Role Of Long-Distance Travel In Epidemics Examined

Chuck Bednar for redOrbit.com – Your Universe Online
While the current spread of Ebola from West Africa into other parts of the world demonstrates how quickly diseases can spread in the age of high-speed jet travel, new research from the University of California, Berkeley set out to better understand how computer models can be used to predict the spread of potential epidemics.
In the study, assistant physics professor Oskar Hallatschek and his colleagues used a simple model of disease to prove that, despite commonly held assumptions, most simulations take for granted that outbreaks quickly morph into epidemics once disease carriers such as humans are able to “jump” outside of the initially-infected area.
Instead, he and co-author Daniel Fisher of Stanford University found that if the chance of long-distance dispersal is low enough, the disease spreads far more slowly, like a wave rippling outward from the initial outbreak. This type of spread was common centuries ago, when humans rarely traveled, the university explained in a statement Tuesday.

However, if the chance of jumping passes a certain threshold (as is often the case with today’s air travel), then diseases can generate enough satellite outbreaks to cause a far-quicker spread of the disease. They also found that the chances of a disease spreading rapidly increases as people are able to travel internationally more easily.
“With our simple model, we clearly show that one of the key factors that controls the spread of infection is how common long-range jumps are in the dispersal of a disease,” explained Hallatschek, who is the William H. McAdams Chair in physics at UC Berkeley. “And what matters most are the rare cases of extremely long jumps, the individuals who take plane trips to distant places and potentially spread the disease.”
The study, which appeared in last week’s online early edition of Proceedings of the National Academy of Sciences (PNAS), provides a new understanding of disease transmission that could ultimately help epidemiologists better predict how epidemics originate, as well as how cancer metastases, genes mutate, species invade, wildfires spread and even how rumors spread in this day and age.
Robert Sanders of UC Berkeley Media Relations said that Hallatschek usually studies mutations spread in colonies of microbes, and then mathematically models that activity to better understand how new traits evolve in a population.
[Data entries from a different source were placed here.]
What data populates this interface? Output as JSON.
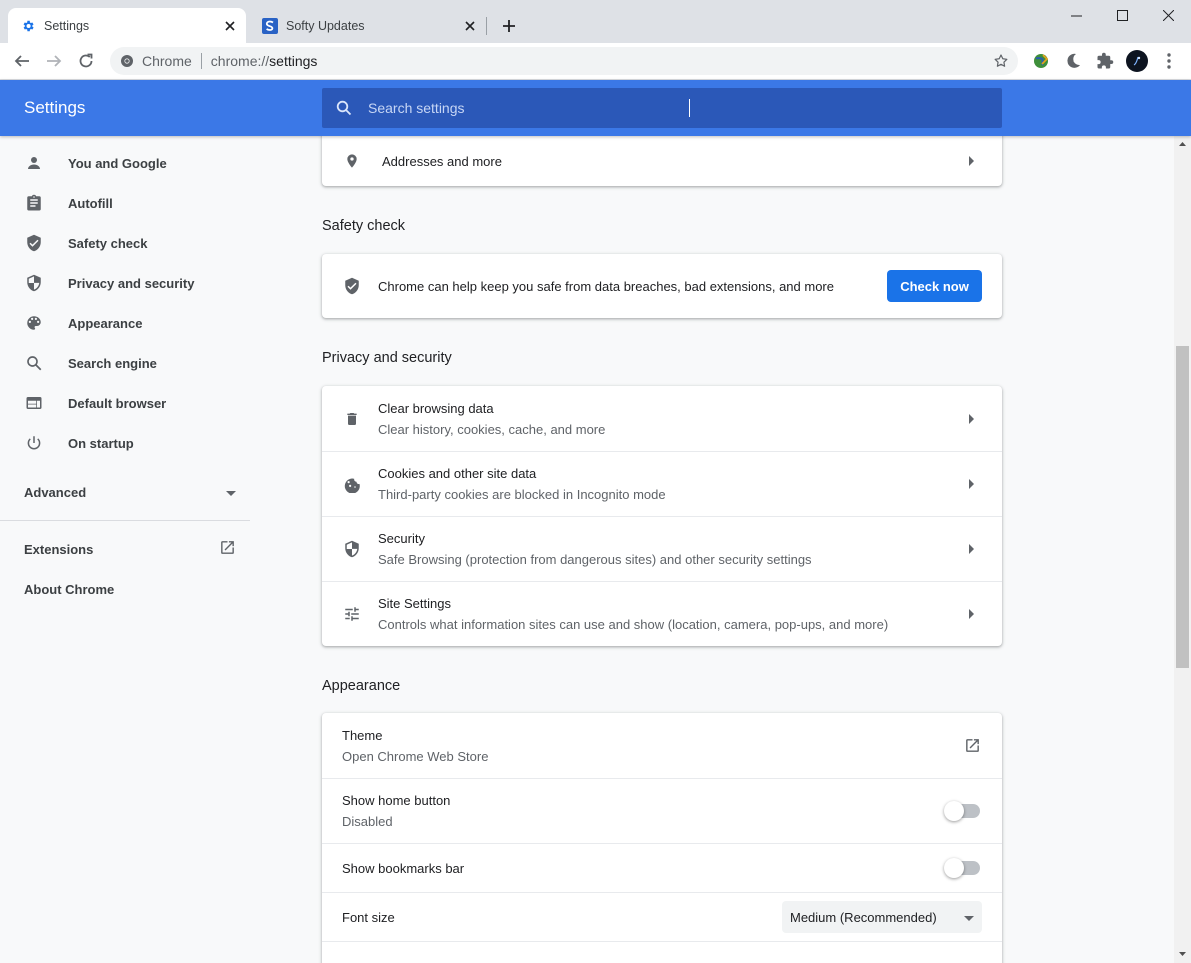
{
  "tabs": [
    {
      "title": "Settings",
      "active": true
    },
    {
      "title": "Softy Updates",
      "active": false
    }
  ],
  "omnibox": {
    "site_label": "Chrome",
    "url_scheme": "chrome://",
    "url_path": "settings"
  },
  "header": {
    "title": "Settings",
    "search_placeholder": "Search settings"
  },
  "sidebar": {
    "items": [
      {
        "label": "You and Google",
        "icon": "person-icon"
      },
      {
        "label": "Autofill",
        "icon": "clipboard-icon"
      },
      {
        "label": "Safety check",
        "icon": "shield-check-icon"
      },
      {
        "label": "Privacy and security",
        "icon": "shield-half-icon"
      },
      {
        "label": "Appearance",
        "icon": "palette-icon"
      },
      {
        "label": "Search engine",
        "icon": "search-icon"
      },
      {
        "label": "Default browser",
        "icon": "browser-icon"
      },
      {
        "label": "On startup",
        "icon": "power-icon"
      }
    ],
    "advanced_label": "Advanced",
    "extensions_label": "Extensions",
    "about_label": "About Chrome"
  },
  "main": {
    "autofill_addresses_label": "Addresses and more",
    "safety_check": {
      "title": "Safety check",
      "description": "Chrome can help keep you safe from data breaches, bad extensions, and more",
      "button_label": "Check now"
    },
    "privacy": {
      "title": "Privacy and security",
      "rows": [
        {
          "primary": "Clear browsing data",
          "secondary": "Clear history, cookies, cache, and more"
        },
        {
          "primary": "Cookies and other site data",
          "secondary": "Third-party cookies are blocked in Incognito mode"
        },
        {
          "primary": "Security",
          "secondary": "Safe Browsing (protection from dangerous sites) and other security settings"
        },
        {
          "primary": "Site Settings",
          "secondary": "Controls what information sites can use and show (location, camera, pop-ups, and more)"
        }
      ]
    },
    "appearance": {
      "title": "Appearance",
      "theme_label": "Theme",
      "theme_sub": "Open Chrome Web Store",
      "home_button_label": "Show home button",
      "home_button_sub": "Disabled",
      "bookmarks_bar_label": "Show bookmarks bar",
      "font_size_label": "Font size",
      "font_size_value": "Medium (Recommended)"
    }
  },
  "colors": {
    "header_blue": "#3b78e7",
    "button_blue": "#1a73e8",
    "search_box": "#2b58b8"
  }
}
While reviewing simple theories of epidemic spread, he was reportedly shocked to find out that nobody could explain how the long-distance dispersal of individuals during an outbreak impacts the spread of the disease.
According to simulations, if the chance of people traveling away from the center of an outbreak is exponentially reduced with distance (i.e. the likelihood of distant travel drops by 50 percent every 10 miles) the disease spreads like a slow wave. The models also suggested that a slower reduction rate (for instance, if the chance of distant travel decreases by half every time the distance is doubled) could cause the disease to quickly spiral out of control.
Hallatschek said that he was “shocked to see that this had not been demonstrated,” and that he and Fisher “saw a chance to prove something really fundamental.” While the simple model they used did not account for the complexity of real-world conditions, it did contain the essential ingredients required to predict evolutionary spread, the university said. More importantly, it could be captured using a mathematical formula.

Image Above: When long-distance travel is rare, epidemics spread like a slow, rippling wave, as demonstrated by the simulation (left) and the actual historical spread of the black death during the Middle Ages. Credit: Oskar Hallatschek and D. Sherman and J. Salisbury
In all, Hallatschek and Fisher discovered three types of epidemic situations involving these so-called power-law distributions: one in which long-range travel is very rare, causing epidemics to spread in a slow wave (such as the Black Death); another in which long-range travel is common, causing disease to spread very rapidly (such as SARS); and third, intermediate scenario in which satellite outbreaks occur, but far more slowly than SARS-like cases.
“Hallatschek said that previous studies failed to take into account the randomness of jumps, which led people to think that any long-range jump would lead to new outbreaks and rapid spread,” the university noted. “But if long-range jumps are extremely rare, distant outbreaks tend to be overtaken by the slow, wavelike spread of the initial outbreak before they can contribute much to the overall epidemic.”
“In the future, he plans to make his model more and more realistic, first by incorporating networks to mimic the real world where people do not jump randomly, but must travel through airport hubs or train stations,” Sanders added. “Hallatschek also hopes to test his model by using data on the evolving genome sequences of pathogens as they spread, which provide one measure of where and when satellite outbreaks occur.”